Face à ces constats, la médecine chimique montre ses limites puisqu’elle se contente souvent de traiter la surface sans atteindre la mémoire fantôme. Les médecines naturelles et alternatives offrent des pistes prometteuses pour restaurer l’équilibre émotionnel :

  • L’aromathérapie : L’utilisation des huiles essentielles fait son entrée dans les milieux hospitaliers. À Poitiers, par exemple, elles sont proposées aux patients en chimiothérapie pour apaiser leurs émotions.
  • L’EFT (Emotional Freedom Technique) : Une méthode de libération émotionnelle de plus en plus plébiscitée.
  • La méditation : Ses bienfaits contre le stress et l’anxiété sont aujourd’hui largement documentés par la science.

Le pouvoir inattendu et mesurable de la prière

Bien qu’elle soit souvent perçue avec scepticisme en Occident, la prière démontre des effets cliniques étonnants. Au centre médical pacifique de San Francisco, le docteur Marilyn Schlitz a observé que les femmes ayant subi une mastectomie présentaient une meilleure cicatrisation lorsqu’elles bénéficiaient de prières à distance (qu’elles proviennent de moines bouddhistes, de sœurs carmélites ou de guérisseurs). La prière semblait stimuler la production de collagène, indispensable à la réparation des tissus.

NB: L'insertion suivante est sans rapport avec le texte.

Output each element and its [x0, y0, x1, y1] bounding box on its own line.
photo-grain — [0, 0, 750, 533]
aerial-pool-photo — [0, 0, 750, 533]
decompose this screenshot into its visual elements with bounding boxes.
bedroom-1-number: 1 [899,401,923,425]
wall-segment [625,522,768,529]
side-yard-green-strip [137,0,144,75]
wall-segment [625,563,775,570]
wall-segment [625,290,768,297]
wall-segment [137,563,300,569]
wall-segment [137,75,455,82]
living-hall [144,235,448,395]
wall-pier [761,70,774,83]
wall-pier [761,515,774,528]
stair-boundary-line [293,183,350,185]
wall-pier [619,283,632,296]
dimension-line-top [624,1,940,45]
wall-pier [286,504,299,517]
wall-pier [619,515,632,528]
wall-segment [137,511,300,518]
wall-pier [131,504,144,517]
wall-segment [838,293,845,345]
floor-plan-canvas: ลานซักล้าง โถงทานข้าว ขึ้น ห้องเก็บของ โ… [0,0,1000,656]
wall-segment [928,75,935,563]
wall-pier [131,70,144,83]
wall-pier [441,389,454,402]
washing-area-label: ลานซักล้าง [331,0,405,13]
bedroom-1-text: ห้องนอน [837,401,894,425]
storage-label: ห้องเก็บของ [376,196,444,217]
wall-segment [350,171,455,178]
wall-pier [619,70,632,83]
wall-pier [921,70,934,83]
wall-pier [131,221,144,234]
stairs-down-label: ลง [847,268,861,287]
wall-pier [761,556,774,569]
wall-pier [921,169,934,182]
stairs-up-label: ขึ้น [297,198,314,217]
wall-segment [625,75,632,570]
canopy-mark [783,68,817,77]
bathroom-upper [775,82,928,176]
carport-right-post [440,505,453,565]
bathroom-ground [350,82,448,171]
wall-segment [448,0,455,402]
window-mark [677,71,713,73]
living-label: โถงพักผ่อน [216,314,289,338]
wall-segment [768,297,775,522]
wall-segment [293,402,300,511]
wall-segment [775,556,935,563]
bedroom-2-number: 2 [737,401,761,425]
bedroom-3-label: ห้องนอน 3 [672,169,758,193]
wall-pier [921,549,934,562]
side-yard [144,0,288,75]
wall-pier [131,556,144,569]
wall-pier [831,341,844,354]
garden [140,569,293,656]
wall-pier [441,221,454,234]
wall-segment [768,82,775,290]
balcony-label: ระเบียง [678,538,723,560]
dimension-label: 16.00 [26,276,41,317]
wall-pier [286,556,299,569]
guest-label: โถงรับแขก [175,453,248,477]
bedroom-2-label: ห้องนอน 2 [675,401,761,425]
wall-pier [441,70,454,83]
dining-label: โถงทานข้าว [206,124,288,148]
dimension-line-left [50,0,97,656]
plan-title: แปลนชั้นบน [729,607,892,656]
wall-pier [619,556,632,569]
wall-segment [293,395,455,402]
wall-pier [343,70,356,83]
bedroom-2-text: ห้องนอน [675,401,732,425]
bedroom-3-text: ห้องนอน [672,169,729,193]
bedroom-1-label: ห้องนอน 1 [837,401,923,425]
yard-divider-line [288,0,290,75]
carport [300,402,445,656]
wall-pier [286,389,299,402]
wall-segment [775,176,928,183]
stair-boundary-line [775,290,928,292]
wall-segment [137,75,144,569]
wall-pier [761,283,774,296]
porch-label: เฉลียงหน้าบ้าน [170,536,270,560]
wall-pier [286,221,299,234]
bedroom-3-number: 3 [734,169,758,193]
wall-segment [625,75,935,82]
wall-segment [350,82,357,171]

À l’université Duke, le cardiologue Krucoff a dirigé une étude sur 748 patients atteints de maladies cardiovasculaires graves. Les patients ayant reçu à leur chevet des prières, de la musique ou des thérapies par le toucher ont affiché les meilleurs taux de survie aux opérations chirurgicales six mois plus tard. Qu’on l’appelle foi, énergie divine ou effet placebo, la concentration d’intentions positives envers autrui constitue un facteur de guérison que la science commence tout juste à mesurer avec sérieux.